JoshSchool of the Americas led me to other good references. The author’s research was a set of unusual staged interviews with SOA smoothies and time at SOA school. So he organized the book around that. The anthropology of the school around his time of visit wasn’t too relevant to me, but the associated references were.
My experience with my current book, Voodoo Histories by Aaronovitch, a big critic of conspiracy theory, winds up being somewhat parallel. The topics he brings up and the references end up be paradoxically useful, not infrequently to support a point somewhat opposite to his emphasis. This work process of sweeping through books in interesting, related areas and picking up things on the side is useful. Not something to continue forever, but it is helping…an odd mixture of discipline, structure, and randomness. The focus on the “conspiracism theory” debate is useful too.
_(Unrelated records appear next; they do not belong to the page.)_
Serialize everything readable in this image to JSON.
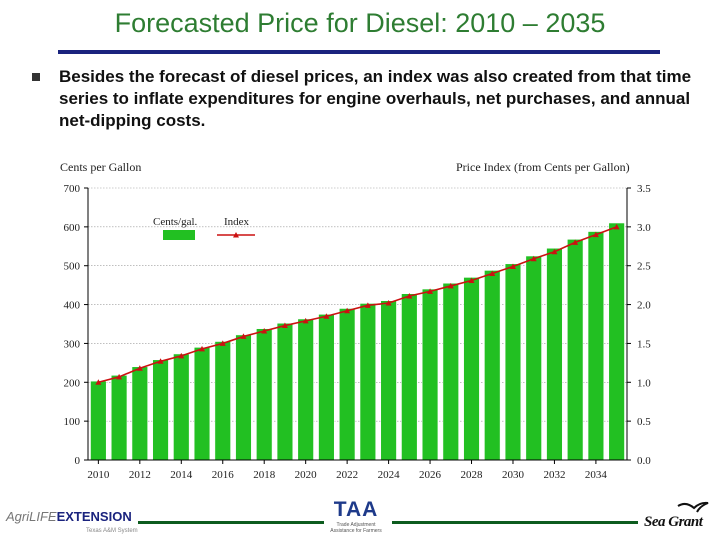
{
  "slide": {
    "title": "Forecasted Price for Diesel: 2010 – 2035",
    "bullet_text": "Besides the forecast of diesel prices, an index was also created from that time series to inflate expenditures for engine overhauls, net purchases, and annual net-dipping costs."
  },
  "colors": {
    "title": "#2e7d32",
    "rule": "#1a237e",
    "bar": "#22c022",
    "line": "#cc1111",
    "footer_rule": "#0d5c1f"
  },
  "footer": {
    "left_logo_part1": "AgriLIFE",
    "left_logo_part2": "EXTENSION",
    "left_logo_sub": "Texas A&M System",
    "mid_logo": "TAA",
    "mid_logo_sub": "Trade Adjustment Assistance for Farmers",
    "right_logo": "Sea Grant"
  },
  "chart_data": {
    "type": "bar",
    "left_axis_title": "Cents per Gallon",
    "right_axis_title": "Price Index (from Cents per Gallon)",
    "legend": {
      "bar_label": "Cents/gal.",
      "line_label": "Index"
    },
    "ylim": [
      0,
      700
    ],
    "y2lim": [
      0,
      3.5
    ],
    "y_ticks": [
      "0",
      "100",
      "200",
      "300",
      "400",
      "500",
      "600",
      "700"
    ],
    "y2_ticks": [
      "0.0",
      "0.5",
      "1.0",
      "1.5",
      "2.0",
      "2.5",
      "3.0",
      "3.5"
    ],
    "x_tick_labels": [
      "2010",
      "2012",
      "2014",
      "2016",
      "2018",
      "2020",
      "2022",
      "2024",
      "2026",
      "2028",
      "2030",
      "2032",
      "2034"
    ],
    "x_tick_label_years": [
      2010,
      2012,
      2014,
      2016,
      2018,
      2020,
      2022,
      2024,
      2026,
      2028,
      2030,
      2032,
      2034
    ],
    "categories": [
      2010,
      2011,
      2012,
      2013,
      2014,
      2015,
      2016,
      2017,
      2018,
      2019,
      2020,
      2021,
      2022,
      2023,
      2024,
      2025,
      2026,
      2027,
      2028,
      2029,
      2030,
      2031,
      2032,
      2033,
      2034,
      2035
    ],
    "series": [
      {
        "name": "Cents/gal.",
        "type": "bar",
        "axis": "left",
        "values": [
          203,
          218,
          240,
          258,
          273,
          290,
          305,
          322,
          338,
          352,
          363,
          375,
          390,
          403,
          410,
          428,
          440,
          455,
          470,
          488,
          505,
          525,
          545,
          568,
          588,
          610
        ]
      },
      {
        "name": "Index",
        "type": "line",
        "axis": "right",
        "values": [
          1.0,
          1.07,
          1.18,
          1.27,
          1.34,
          1.43,
          1.5,
          1.59,
          1.66,
          1.73,
          1.79,
          1.85,
          1.92,
          1.99,
          2.02,
          2.11,
          2.17,
          2.24,
          2.31,
          2.4,
          2.49,
          2.59,
          2.68,
          2.8,
          2.9,
          3.0
        ]
      }
    ],
    "grid": true
  }
}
Q: What is the difference between “conspiracy” and “the results of hidden, non-authorized agendas working in synergy”. For some people those are almost the same thing, and for others, they are different like night and day. Explaining the difference and how the latter comes about without the former is very relevant too.
Apart from my book reading, I watched part of another Episode of the Netflix Truth & Power series while readying lunch – this one on the story of Stingray surveillance and Daniel Rigmaiden’s discovery of that. This turned out to be a good chapter for my theme. “How did you learn about this widespread Stingray practice of FBI and local law enforcement? From your legislature? No. From reporters investigating? No. From inside whistleblowers? No. You found out from a smart guy in prison who was trying to figure out how he got caught and see whether there were some civil rights violations to help his defense. He used his rights as an accused to acquire the info and put it together.” Society and it’s theory of “I would have heard” should be able to see they’ve got a problem when that is the mechanism by which they come to learn of such things.